Chunky Chicken Soup
Calories: 157.4 Protein: 24.4g Carb: 11.1g (fibre 2.9g) Fat: 1.9g
Servings per Recipe: 10
Serving size = 1 cup
Ingredients
2 lbs. raw boneless skinless chicken breasts, halved
1/2 tsp. salt
1/8 tsp. black pepper
Two 14.5-oz. cans (about 3 1/2 cups) fat-free chicken broth
1/2 15-oz. (213g) can cannellini (white kidney) beans, drained and rinsed
One 14.5-oz. can stewed tomatoes (not drained)

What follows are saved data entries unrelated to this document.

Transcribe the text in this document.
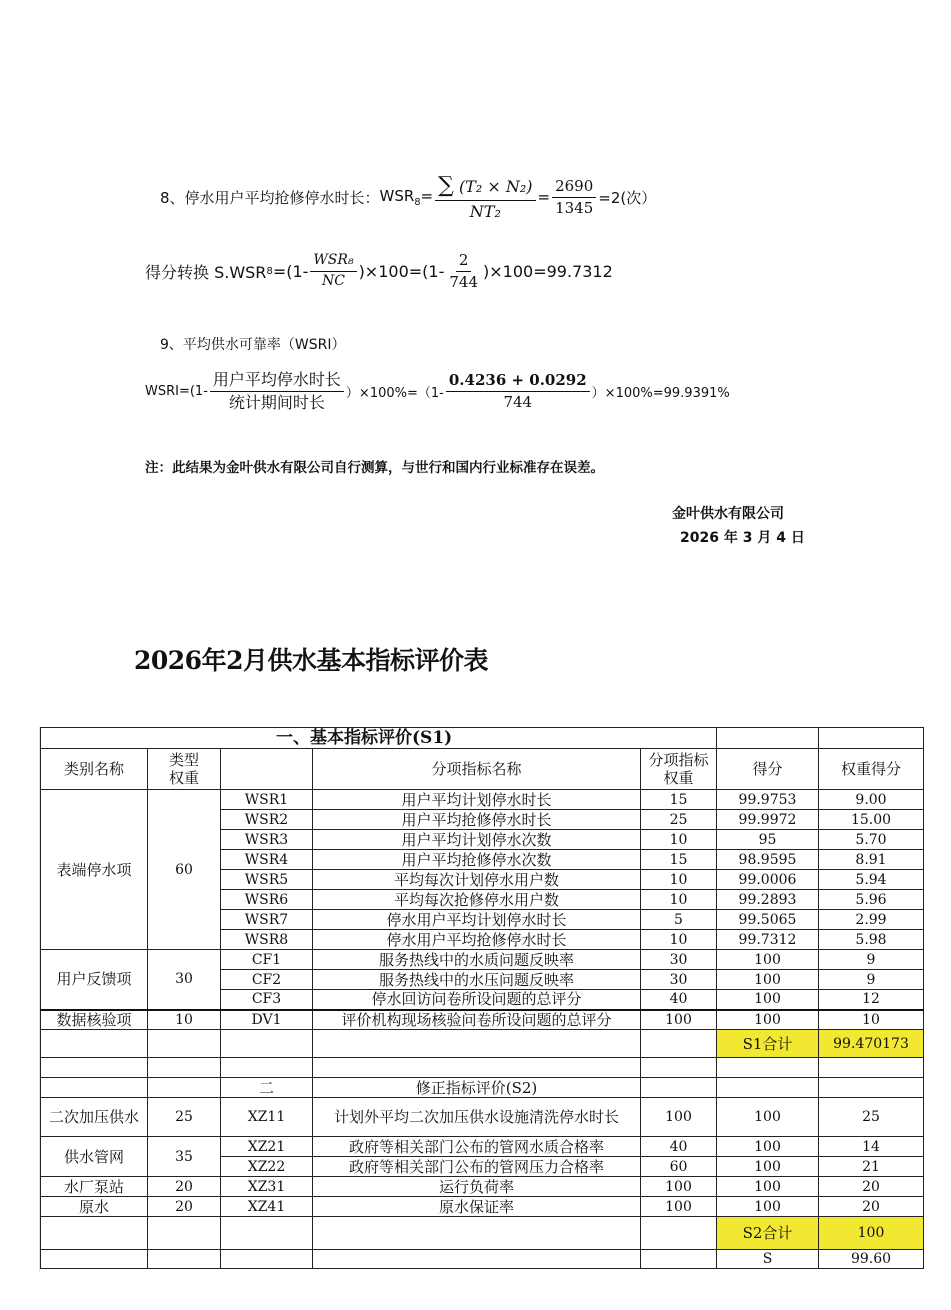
8、停水用户平均抢修停水时长： $WSR_8= \frac{\text{∑ (T₂ × N₂)}}{\text{NT₂}} = \frac{2690}{1345} =2$(次）
得分转换 S.WSR $8 =(1- \frac{\text{WSR₈}}{NC} )\times 100=(1- \frac{2}{744} )\times 100=99.7312$
9、平均供水可靠率（WSRI）
WSRI=(1- $\frac{\text{用户平均停水时长}}{\text{统计期间时长}} )\times 100\%=(1- \frac{0.4236 + 0.0292}{744} )\times 100\%=99.9391\%$
注：此结果为金叶供水有限公司自行测算，与世行和国内行业标准存在误差。
金叶供水有限公司
2026 年 3 月 4 日
2026年2月供水基本指标评价表
一、基本指标评价(S1)						
类别名称	类型权重		分项指标名称	分项指标权重	得分	权重得分
表端停水项	60	WSR1	用户平均计划停水时长	15	99.9753	9.00
		WSR2	用户平均抢修停水时长	25	99.9972	15.00
		WSR3	用户平均计划停水次数	10	95	5.70
		WSR4	用户平均抢修停水次数	15	98.9595	8.91
		WSR5	平均每次计划停水用户数	10	99.0006	5.94
		WSR6	平均每次抢修停水用户数	10	99.2893	5.96
		WSR7	停水用户平均计划停水时长	5	99.5065	2.99
		WSR8	停水用户平均抢修停水时长	10	99.7312	5.98
用户反馈项	30	CF1	服务热线中的水质问题反映率	30	100	9
		CF2	服务热线中的水压问题反映率	30	100	9
		CF3	停水回访问卷所设问题的总评分	40	100	12
数据核验项	10	DV1	评价机构现场核验问卷所设问题的总评分	100	100	10
					S1合计	99.470173

		二	修正指标评价(S2)			
二次加压供水	25	XZ11	计划外平均二次加压供水设施清洗停水时长	100	100	25
供水管网	35	XZ21	政府等相关部门公布的管网水质合格率	40	100	14
		XZ22	政府等相关部门公布的管网压力合格率	60	100	21
水厂泵站	20	XZ31	运行负荷率	100	100	20
原水	20	XZ41	原水保证率	100	100	20
					S2合计	100
					S	99.60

2 cups bagged coleslaw mix
2 carrots, chopped
1 small onion, finely diced
1/2 cup frozen peas
1/4 tsp. ground thyme
1 dried bay leaf
Directions
Season chicken with 1/4 tsp. salt and the pepper. Place all ingredients except remaining salt in a slow cooker and stir. Cover and cook on high for 3 to 4 hours or on low for 7 to 8 hours, until chicken is fully cooked. Remove and discard the bay leaf. Transfer chicken to a large bowl. Shred with two forks--one to hold the chicken in place and the other to scrape across and shred it. Stir shredded chicken and remaining 1/4 tsp. salt into the soup in the slow cooker. Serve up and enjoy!